Теперь у Дэна появились друзья, готовые оказать поддержку. Поддержка Дэйва 2 была настолько всеобъемлющей, что он сопровождал Дэна домой после занятий, чтобы и дальше наставлять его на путь истинный. К тому времени Кэрол обычно была уже дома — встречи АнАлов начинались и заканчивались на полчаса раньше АА, — и чайник уже стоял на плите. Тогда все трое садились за кухонный столик, чтобы выслушать очередную порцию догматов Дэйва 2, который вещал с нарочито естественной искренностью, характерной для англиканского священника в худшем его проявлении.

Жанр проповедей Дэйва 2 можно определить как благочестивые беседы. У него была целая колода псевдорелигиозных открыток, которые он распространял среди своих новых апологетов. Изображение на этих открытках могло быть, к примеру, следующее: милые щеночки в плетеной корзинке, а самый симпатичный повис на ручке. По низу шла надпись курсивом с завитушками, гласившая: «Вера не может быть истинной, пока ты за нее не держишься». На другой — играющие котята сцепились в клубок и лозунг: «Крепкие объятья — вот что нам нужно!». У Дэйва 2 были еще заламинированные формата А5 таблички с заповедями АА (Двенадцать Шагов и Двенадцать Традиций), или наиболее важные молитвы АА, типа: «Господь ниспослал мне смирение, чтобы я мог принять то, что не могу изменить… и т. д. и т. п.». Ну, вы понимаете.
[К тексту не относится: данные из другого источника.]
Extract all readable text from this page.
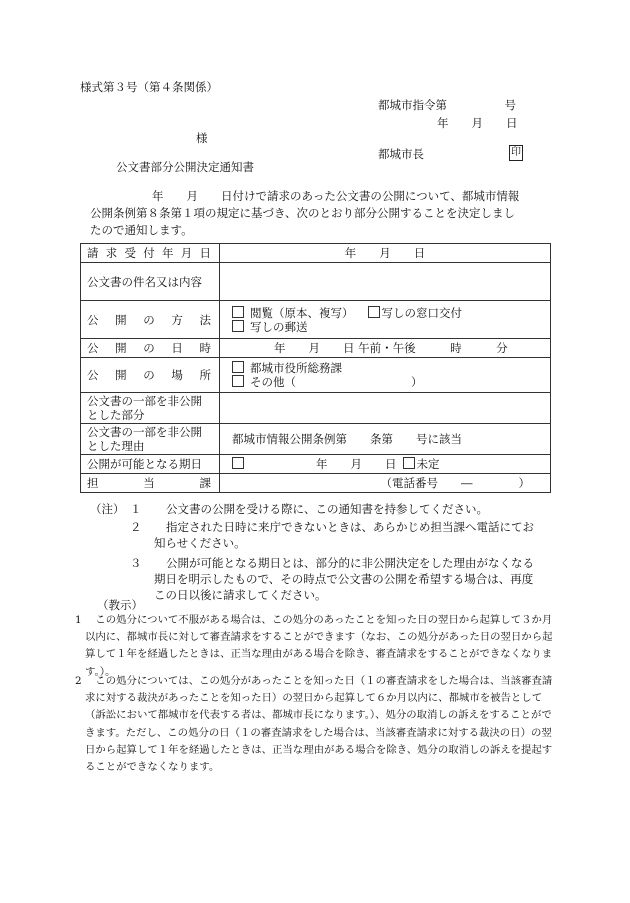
様式第３号（第４条関係）
都城市指令第　　　　　号
年　　月　　日
様
都城市長	印
公文書部分公開決定通知書
年　　月　　日付けで請求のあった公文書の公開について、都城市情報
公開条例第８条第１項の規定に基づき、次のとおり部分公開することを決定しまし
たので通知します。
請求受付年月日	年　　月　　日
公文書の件名又は内容	

公開の方法	閲覧（原本、複写） 写しの窓口交付
写しの郵送

公開の日時	年　　月　　日 午前・午後　　　時　　　分

公開の場所	都城市役所総務課
その他（　　　　　　　　　　）

公文書の一部を非公開
とした部分	

公文書の一部を非公開
とした理由	都城市情報公開条例第　　条第　　号に該当
公開が可能となる期日	年　　月　　日 未定

担当課	（電話番号　　―　　　　）
（注） １	公文書の公開を受ける際に、この通知書を持参してください。
２	指定された日時に来庁できないときは、あらかじめ担当課へ電話にてお
知らせください。
３	公開が可能となる期日とは、部分的に非公開決定をした理由がなくなる
期日を明示したもので、その時点で公文書の公開を希望する場合は、再度
この日以後に請求してください。
（教示）
1 　この処分について不服がある場合は、この処分のあったことを知った日の翌日から起算して３か月
以内に、都城市長に対して審査請求をすることができます（なお、この処分があった日の翌日から起
算して１年を経過したときは、正当な理由がある場合を除き、審査請求をすることができなくなりま
す。）。
2 　この処分については、この処分があったことを知った日（１の審査請求をした場合は、当該審査請
求に対する裁決があったことを知った日）の翌日から起算して６か月以内に、都城市を被告として
（訴訟において都城市を代表する者は、都城市長になります。）、処分の取消しの訴えをすることがで
きます。ただし、この処分の日（１の審査請求をした場合は、当該審査請求に対する裁決の日）の翌
日から起算して１年を経過したときは、正当な理由がある場合を除き、処分の取消しの訴えを提起す
ることができなくなります。
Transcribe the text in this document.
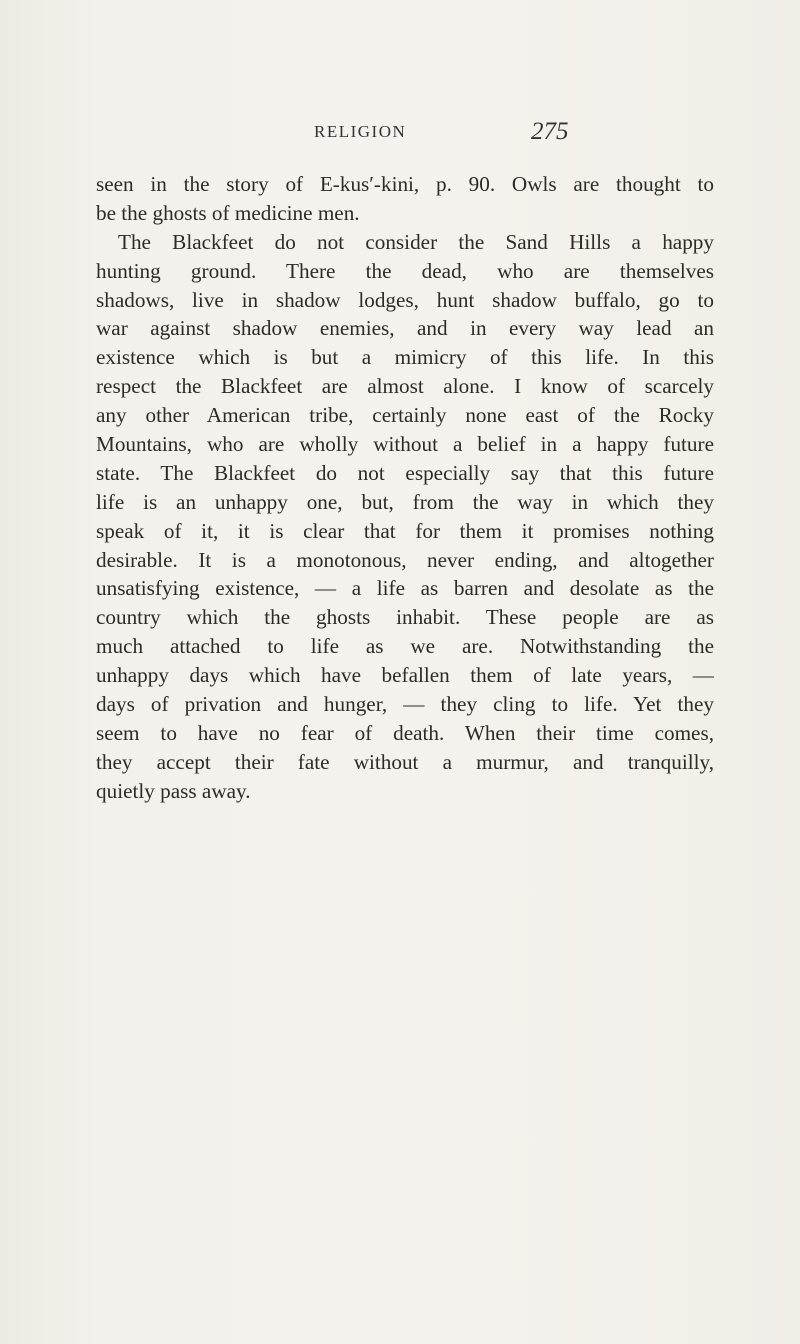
RELIGION	275
seen in the story of E-kus′-kini, p. 90. Owls are thought to
be the ghosts of medicine men.
The Blackfeet do not consider the Sand Hills a happy
hunting ground. There the dead, who are themselves
shadows, live in shadow lodges, hunt shadow buffalo, go to
war against shadow enemies, and in every way lead an
existence which is but a mimicry of this life. In this
respect the Blackfeet are almost alone. I know of scarcely
any other American tribe, certainly none east of the Rocky
Mountains, who are wholly without a belief in a happy future
state. The Blackfeet do not especially say that this future
life is an unhappy one, but, from the way in which they
speak of it, it is clear that for them it promises nothing
desirable. It is a monotonous, never ending, and altogether
unsatisfying existence, — a life as barren and desolate as the
country which the ghosts inhabit. These people are as
much attached to life as we are. Notwithstanding the
unhappy days which have befallen them of late years, —
days of privation and hunger, — they cling to life. Yet they
seem to have no fear of death. When their time comes,
they accept their fate without a murmur, and tranquilly,
quietly pass away.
Все это он звонко метал на пластик кухонного стола, как жертвенную плоть, доказывающую правоту его шумных и нудных назиданий…

Голос профессора снова внезапно затих. Небольшую округлую тень над его головой пронзил луч света, осветив крылья каштановых волос, сглаживавших неровности его черепа. В свете ночника шевелюра стала блестеть и переливаться. Он встал и принялся ходить взад — вперед, рассекая крошечное пространство купе от двери к двери. Остановившись, он посмотрел на меня, узкоплечий, эндоморфный. Он был похож на грушу, которую нарядили в Turnbull Asser. Репа его, словно в аляповатой рамке, походила на подретушированную фотографию из Хайленда: гордый олень демонстрирует рога.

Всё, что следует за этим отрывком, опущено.